In certain latitudes there comes a span of time approaching and following the summer solstice, some weeks in all, when the twilights turn long and blue.
This period of the blue
nights does not occur in subtropical California, where I lived for much of the
time I will be talking about here and where the end of daylight is fast and
lost in the blaze of the dropping sun, but it does occur in New York, where I
now live. You notice it first as April
ends and May begins, a change in the season, not exactly a warming — in fact
not at all a warming — yet summer suddenly seems near, a possibility, even a
promise.
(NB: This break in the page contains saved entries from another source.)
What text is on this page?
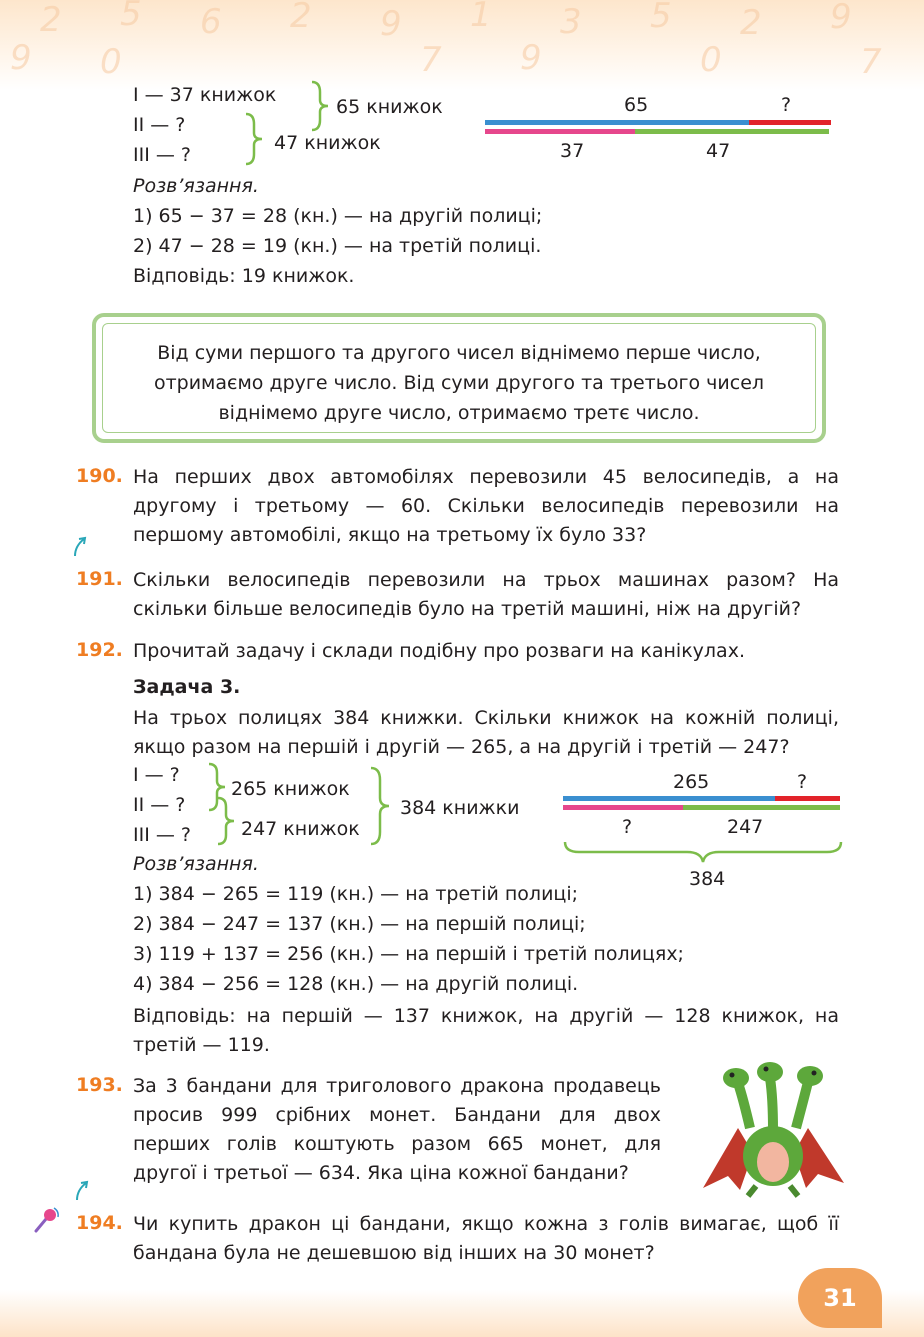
2 5 6 2 9 1 3 5 2 9
9 0	7 9	0	7
І — 37 книжок
ІІ — ?
ІІІ — ?
65 книжок
47 книжок
65	?
37	47
Розв’язання.
1) 65 − 37 = 28 (кн.) — на другій полиці;
2) 47 − 28 = 19 (кн.) — на третій полиці.
Відповідь: 19 книжок.
Від суми першого та другого чисел віднімемо перше число,
отримаємо друге число. Від суми другого та третього чисел
віднімемо друге число, отримаємо третє число.
190. На перших двох автомобілях перевозили 45 велосипедів, а на другому і третьому — 60. Скільки велосипедів перевозили на першому автомобілі, якщо на третьому їх було 33?
191. Скільки велосипедів перевозили на трьох машинах разом? На скільки більше велосипедів було на третій машині, ніж на другій?
192. Прочитай задачу і склади подібну про розваги на канікулах.
Задача 3.
На трьох полицях 384 книжки. Скільки книжок на кожній полиці, якщо разом на першій і другій — 265, а на другій і третій — 247?
І — ?
ІІ — ?
ІІІ — ?
265 книжок
247 книжок
384 книжки
265	?
?	247
384
Розв’язання.
1) 384 − 265 = 119 (кн.) — на третій полиці;
2) 384 − 247 = 137 (кн.) — на першій полиці;
3) 119 + 137 = 256 (кн.) — на першій і третій полицях;
4) 384 − 256 = 128 (кн.) — на другій полиці.
Відповідь: на першій — 137 книжок, на другій — 128 книжок, на третій — 119.
193. За 3 бандани для триголового дракона продавець просив 999 срібних монет. Бандани для двох перших голів коштують разом 665 монет, для другої і третьої — 634. Яка ціна кожної бандани?
194. Чи купить дракон ці бандани, якщо кожна з голів вимагає, щоб її бандана була не дешевшою від інших на 30 монет?
31
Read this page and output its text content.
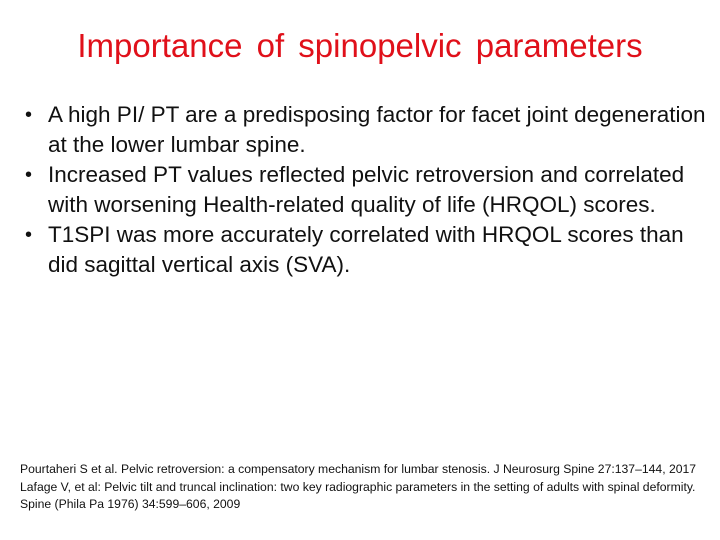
Importance of spinopelvic parameters
• A high PI/ PT are a predisposing factor for facet joint degeneration at the lower lumbar spine.
• Increased PT values reflected pelvic retroversion and correlated with worsening Health-related quality of life (HRQOL) scores.
• T1SPI was more accurately correlated with HRQOL scores than did sagittal vertical axis (SVA).
Pourtaheri S et al. Pelvic retroversion: a compensatory mechanism for lumbar stenosis. J Neurosurg Spine 27:137–144, 2017
Lafage V, et al: Pelvic tilt and truncal inclination: two key radiographic parameters in the setting of adults with spinal deformity. Spine (Phila Pa 1976) 34:599–606, 2009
You pass a window, you walk to
Central Park, you find yourself swimming in the color blue: the actual light is blue, and over the course
of an hour or so this blue deepens, becomes more intense even as it darkens and
fades, approximates finally the blue of the glass on a clear day at Chartres,
or that of the Cerenkov radiation thrown off by the fuel rods in the pools of
nuclear reactors.
The French called this
time of day “l’heure bleue.” To the
English it was “the gloaming.” The very word “gloaming” reverberates, echoes — the gloaming, the glimmer, the glitter,
the glisten, the glamour — carrying in its consonants the images of houses
shuttering, gardens darkening, grass-lined rivers slipping through the
shadows.
During the blue nights you
think the end of day will never come. As
the blue nights draw to a close (and they will, and they do) you experience an
actual chill, an apprehension of illness, at the moment you first notice: the blue light is going, the days are already
shortening, the summer is gone. This
book is called “Blue Nights” because at the time I began it I found my mind
turning increasingly to illness, to the end of promise, the dwindling of the
days, the inevitability of the fading, the dying of the brightness. Blue nights are the opposite of the dying of
the brightness, but they are also its warming.